An excellent first step should be maxing out your employer 401(K) if it is available. How much should you be investing towards retirement? A general rule of thumb is between 10-12% of your total income.
If there is not enough money left over – after you’ve completed your spending review and implemented it – to contribute this amount toward retirement, focus on eliminating debt that has a high monthly payment.
This will free up cash that can then be applied to other debts or towards retirement. There is a delicate balance that must be found when deciding if you should invest or pay off debt. Here is a guide that may help.
Every situation is unique and should be consider by evaluating your WHY – which is your reason for building wealth. Weight your decisions based upon what you want from your finances.
You will be surprised how much unnecessary spending can be easily eliminated from your monthly expense. As you get better at it, you will be training yourself how to have the same experiences while using less money.
The financial discipline you learn while managing expenses will provide a foundation for later wealth building principles.
Not only is watching your expense important, but I cannot stress enough the importance of income. I will be writing about this in more detail on a future post. This should be an integral part of how you build wealth.
It will give you more fuel for getting out of debt, saving money, and starting your investments.
Look closely at your current profession and consider how you can become more valuable and make more money. This part of the process cannot be overstated.
Conclusion to Budgeting
Having a grip on your spending is a vital first step for building wealth.

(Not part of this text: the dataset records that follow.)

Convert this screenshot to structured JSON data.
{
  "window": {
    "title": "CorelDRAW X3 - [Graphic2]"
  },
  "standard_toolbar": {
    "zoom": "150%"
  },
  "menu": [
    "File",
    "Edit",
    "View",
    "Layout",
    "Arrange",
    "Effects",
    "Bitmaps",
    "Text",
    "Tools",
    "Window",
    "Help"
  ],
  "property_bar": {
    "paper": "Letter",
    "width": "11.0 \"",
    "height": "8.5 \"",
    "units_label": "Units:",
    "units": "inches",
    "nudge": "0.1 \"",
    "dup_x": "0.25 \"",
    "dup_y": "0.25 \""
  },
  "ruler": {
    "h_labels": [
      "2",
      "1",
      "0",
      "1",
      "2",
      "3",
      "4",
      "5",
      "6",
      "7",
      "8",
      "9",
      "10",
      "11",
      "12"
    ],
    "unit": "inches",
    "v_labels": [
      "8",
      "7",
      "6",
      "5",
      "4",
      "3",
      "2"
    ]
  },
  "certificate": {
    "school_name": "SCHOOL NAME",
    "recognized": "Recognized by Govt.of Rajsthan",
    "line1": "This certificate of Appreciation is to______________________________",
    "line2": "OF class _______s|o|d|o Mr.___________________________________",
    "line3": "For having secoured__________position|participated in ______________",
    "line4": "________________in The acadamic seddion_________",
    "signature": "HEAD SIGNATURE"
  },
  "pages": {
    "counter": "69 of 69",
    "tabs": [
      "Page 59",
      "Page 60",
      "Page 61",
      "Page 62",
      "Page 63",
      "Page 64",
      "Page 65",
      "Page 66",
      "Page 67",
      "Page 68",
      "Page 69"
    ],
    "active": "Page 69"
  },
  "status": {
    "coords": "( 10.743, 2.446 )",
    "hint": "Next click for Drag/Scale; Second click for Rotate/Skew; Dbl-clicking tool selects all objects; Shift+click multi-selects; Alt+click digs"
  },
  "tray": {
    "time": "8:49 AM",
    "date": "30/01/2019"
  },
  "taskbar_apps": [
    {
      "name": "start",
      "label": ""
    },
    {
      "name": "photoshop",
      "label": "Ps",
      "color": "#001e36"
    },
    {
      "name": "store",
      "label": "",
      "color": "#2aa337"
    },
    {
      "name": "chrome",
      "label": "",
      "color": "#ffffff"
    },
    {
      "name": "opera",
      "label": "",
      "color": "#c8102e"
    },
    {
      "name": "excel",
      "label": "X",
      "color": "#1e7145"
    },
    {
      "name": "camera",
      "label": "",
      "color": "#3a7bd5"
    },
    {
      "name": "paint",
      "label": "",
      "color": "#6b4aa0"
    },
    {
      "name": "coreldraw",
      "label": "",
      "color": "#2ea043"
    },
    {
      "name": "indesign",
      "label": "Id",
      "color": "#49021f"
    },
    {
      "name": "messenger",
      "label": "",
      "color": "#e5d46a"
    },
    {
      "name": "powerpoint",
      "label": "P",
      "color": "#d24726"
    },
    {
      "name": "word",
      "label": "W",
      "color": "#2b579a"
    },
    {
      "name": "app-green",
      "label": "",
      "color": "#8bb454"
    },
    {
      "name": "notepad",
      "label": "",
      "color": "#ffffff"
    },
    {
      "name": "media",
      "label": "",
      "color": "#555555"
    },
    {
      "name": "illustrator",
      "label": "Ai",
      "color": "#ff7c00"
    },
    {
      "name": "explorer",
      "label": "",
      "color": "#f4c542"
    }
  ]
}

Until you know where your money is going it is likely to bleed from many unknown areas. Take that first step of accountability by knowing the reality of your situation.
Balance your goals against what you want to accomplish. If you are doing it out of drudgery it will not work – I promise!
Our minds are more powerful than we give them credit for. If we are not showing ourselves the benefit that will follow our hard work, it is unlikely we will make progress.
This is why I like doing a weekly review of my finances. It is much harder to ignore during the week when I know it will be reviewed each Monday.
Focus on your WHY. What is that reward you will get to enjoy when you have reached your goal? Use this as motivation – especially when it gets challenging, which it will.
The great news is that these spending reviews are not as difficult as they may seem. It is all about knowing what you have to work with, so you can start making progress towards your goals.
The clarity and peace of mind that will come when you look at your situation and get to work is priceless!